What this looks like in your Accountability Chart
Add a small notation to each agent seat indicating its coordination dependencies.
"Dirk seat. Reports up to David. Coordinates with: Pulse (Pulse overrides on at-risk clients), Pepper (Pepper sends Dirk-drafted emails)."
Short. Specific. Auditable. The Integrator and Visionary can read the chart and know which agents depend on which.
This is the same discipline you would apply to a human team. The Director of Sales coordinates with the Director of Customer Success on at-risk accounts. Document it. Live it.
FAQ
Should agents have unique authentication credentials? Yes, ideally. Each agent runs under its own service account. Easier to audit. Easier to revoke.
What if an agent fails to write its shared-state file? Build a staleness check into every consumer. The Radar morning briefing flags any latest.md that has not been updated in the expected window. The Integrator sees the flag.
Can we use a database instead of files? Yes. Most agent layers above 15 agents end up with a database for coordination. Postgres works fine. The file pattern is the starting point, not the destination.

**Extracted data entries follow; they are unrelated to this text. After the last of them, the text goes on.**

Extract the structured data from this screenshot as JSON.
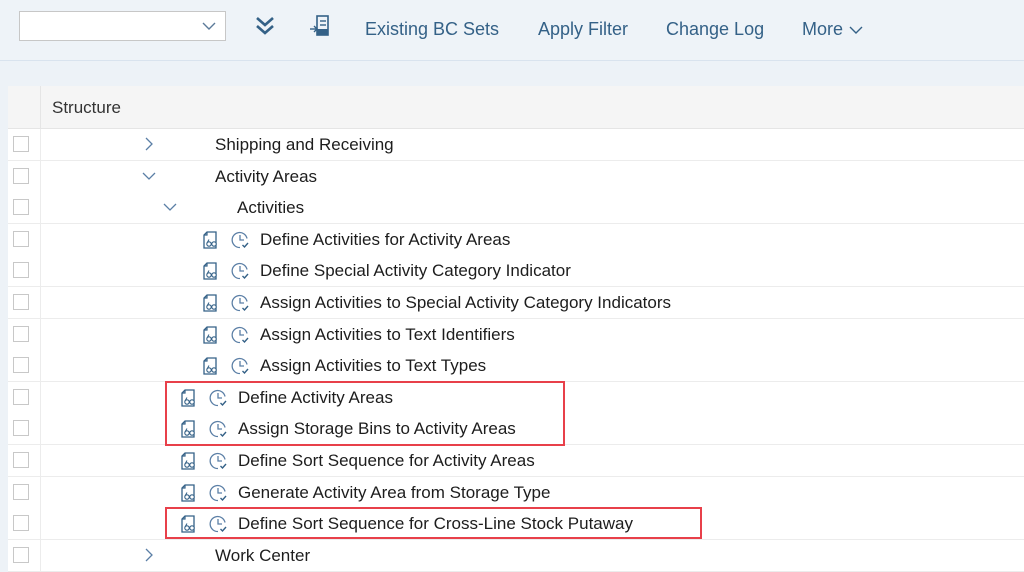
{
  "toolbar": {
    "select": {
      "value": "",
      "placeholder": ""
    },
    "icons": [
      "expand-all-icon",
      "import-icon"
    ],
    "buttons": {
      "existing_bc_sets": "Existing BC Sets",
      "apply_filter": "Apply Filter",
      "change_log": "Change Log",
      "more": "More"
    }
  },
  "table": {
    "header": "Structure",
    "rows": [
      {
        "label": "Shipping and Receiving",
        "type": "node",
        "expanded": false,
        "level": 1
      },
      {
        "label": "Activity Areas",
        "type": "node",
        "expanded": true,
        "level": 1
      },
      {
        "label": "Activities",
        "type": "node",
        "expanded": true,
        "level": 2
      },
      {
        "label": "Define Activities for Activity Areas",
        "type": "activity",
        "level": 3
      },
      {
        "label": "Define Special Activity Category Indicator",
        "type": "activity",
        "level": 3
      },
      {
        "label": "Assign Activities to Special Activity Category Indicators",
        "type": "activity",
        "level": 3
      },
      {
        "label": "Assign Activities to Text Identifiers",
        "type": "activity",
        "level": 3
      },
      {
        "label": "Assign Activities to Text Types",
        "type": "activity",
        "level": 3
      },
      {
        "label": "Define Activity Areas",
        "type": "activity",
        "level": 2,
        "highlighted": true
      },
      {
        "label": "Assign Storage Bins to Activity Areas",
        "type": "activity",
        "level": 2,
        "highlighted": true
      },
      {
        "label": "Define Sort Sequence for Activity Areas",
        "type": "activity",
        "level": 2
      },
      {
        "label": "Generate Activity Area from Storage Type",
        "type": "activity",
        "level": 2
      },
      {
        "label": "Define Sort Sequence for Cross-Line Stock Putaway",
        "type": "activity",
        "level": 2,
        "highlighted": true
      },
      {
        "label": "Work Center",
        "type": "node",
        "expanded": false,
        "level": 1
      }
    ]
  },
  "colors": {
    "accent": "#346187",
    "highlight": "#e8404a",
    "toolbar_bg": "#eef3f8",
    "header_bg": "#f5f5f5"
  }
}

What about Slack or Teams as the coordination substrate? Workable. Each agent has a private channel that posts its updates. Other agents subscribe to the channels they need. This is the human-readable version of the shared-state pattern.
EOS®, Entrepreneurial Operating System®, V/TO™, Level 10 Meeting®, L10®, Rocks™, Scorecard, Issues List, Accountability Chart, Visionary, and Integrator are concepts and trademarks of EOS Worldwide, LLC. This article is an independent practitioner perspective and is not affiliated with or endorsed by EOS Worldwide.